Again, Nathwani said that pharma companies need to put more effort into investigating and anticipating which digital therapeutics or tools will drive the paradigm shift. To do so, he suggested that organizations should take a deeper look into the platforms being developed by tech companies in and out of the immediate space and, if it makes sense, follow their lead.
“There’s a number of tech companies working in this space. Take a scan of it and see how many other people are actually interested in those disease areas and see what they’re doing,” he said. “We’re very good at scanning [for] other biological competitors and understanding who’s developing similar products and similar drugs in the same ecosystem. We’re not very good at anticipating what are the technologies that are being developed that could fundamentally shift the ecosystem.”
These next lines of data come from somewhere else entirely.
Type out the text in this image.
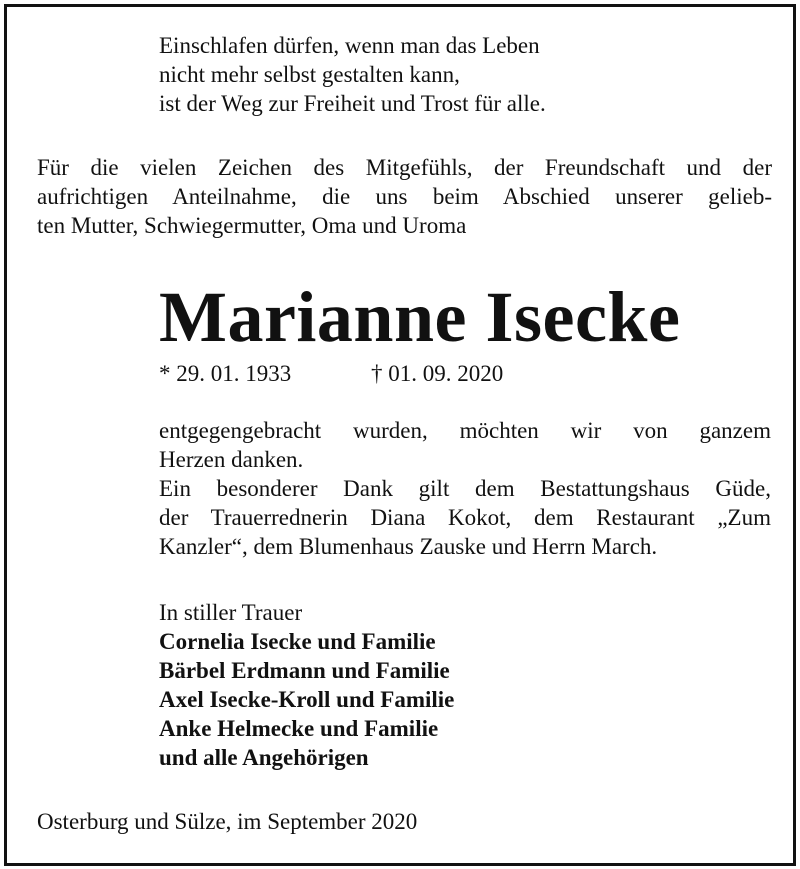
Einschlafen dürfen, wenn man das Leben
nicht mehr selbst gestalten kann,
ist der Weg zur Freiheit und Trost für alle.

Für die vielen Zeichen des Mitgefühls, der Freundschaft und der
aufrichtigen Anteilnahme, die uns beim Abschied unserer gelieb-
ten Mutter, Schwiegermutter, Oma und Uroma

Marianne Isecke
* 29. 01. 1933	† 01. 09. 2020

entgegengebracht wurden, möchten wir von ganzem
Herzen danken.
Ein besonderer Dank gilt dem Bestattungshaus Güde,
der Trauerrednerin Diana Kokot, dem Restaurant „Zum
Kanzler“, dem Blumenhaus Zauske und Herrn March.

In stiller Trauer
Cornelia Isecke und Familie
Bärbel Erdmann und Familie
Axel Isecke-Kroll und Familie
Anke Helmecke und Familie
und alle Angehörigen

Osterburg und Sülze, im September 2020
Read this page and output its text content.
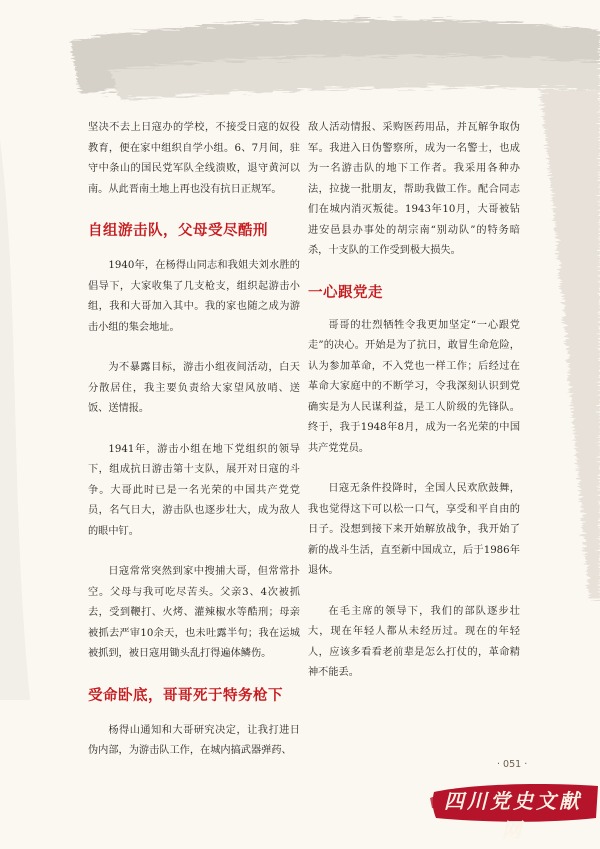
坚决不去上日寇办的学校，不接受日寇的奴役教育，便在家中组织自学小组。6、7月间，驻守中条山的国民党军队全线溃败，退守黄河以南。从此晋南土地上再也没有抗日正规军。

自组游击队，父母受尽酷刑

1940年，在杨得山同志和我姐夫刘水胜的倡导下，大家收集了几支枪支，组织起游击小组，我和大哥加入其中。我的家也随之成为游击小组的集会地址。

为不暴露目标，游击小组夜间活动，白天分散居住，我主要负责给大家望风放哨、送饭、送情报。

1941年，游击小组在地下党组织的领导下，组成抗日游击第十支队，展开对日寇的斗争。大哥此时已是一名光荣的中国共产党党员，名气日大，游击队也逐步壮大，成为敌人的眼中钉。

日寇常常突然到家中搜捕大哥，但常常扑空。父母与我可吃尽苦头。父亲3、4次被抓去，受到鞭打、火烤、灌辣椒水等酷刑；母亲被抓去严审10余天，也未吐露半句；我在运城被抓到，被日寇用锄头乱打得遍体鳞伤。

受命卧底，哥哥死于特务枪下

杨得山通知和大哥研究决定，让我打进日伪内部，为游击队工作，在城内搞武器弹药、

敌人活动情报、采购医药用品，并瓦解争取伪军。我进入日伪警察所，成为一名警士，也成为一名游击队的地下工作者。我采用各种办法，拉拢一批朋友，帮助我做工作。配合同志们在城内消灭叛徒。1943年10月，大哥被钻进安邑县办事处的胡宗南“别动队”的特务暗杀，十支队的工作受到极大损失。

一心跟党走

哥哥的壮烈牺牲令我更加坚定“一心跟党走”的决心。开始是为了抗日，敢冒生命危险，认为参加革命，不入党也一样工作；后经过在革命大家庭中的不断学习，令我深刻认识到党确实是为人民谋利益，是工人阶级的先锋队。终于，我于1948年8月，成为一名光荣的中国共产党党员。

日寇无条件投降时，全国人民欢欣鼓舞，我也觉得这下可以松一口气，享受和平自由的日子。没想到接下来开始解放战争，我开始了新的战斗生活，直至新中国成立，后于1986年退休。

在毛主席的领导下，我们的部队逐步壮大，现在年轻人都从未经历过。现在的年轻人，应该多看看老前辈是怎么打仗的，革命精神不能丢。

· 051 ·
四川党史文献网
Cutting costs, providing relief
Beyond simply keeping up with the changing landscape, Nathwani said that preparing for and embracing these new patient-friendly technologies is all but mandatory to combat ballooning price tags. As the cost of managing chronic conditions and delivering treatments is threatening to prohibit the development of novel treatments, he explained, any opportunity for pharma to remove costs from the system can’t be overlooked.
“I’m not sure that digital health is going to solve the fact that pharma is still regarded as just above the tobacco and oil industry in reputation. But I think what we do have is a responsibility right now … to actually manage chronic diseases more effectively, and more cost effectively,” he said. “Do you want to see a world where genetic therapy or cell-based therapies cannot be delivered? I think in order to afford that, we have to find a redress in the balance, take healthcare costs out in other ways, and be responsible in doing that. … And we can’t control everything — there’s also other infrastructure costs we can’t control — but at least we can play a role in that, and I think digital health is one way that can help us address the balance.”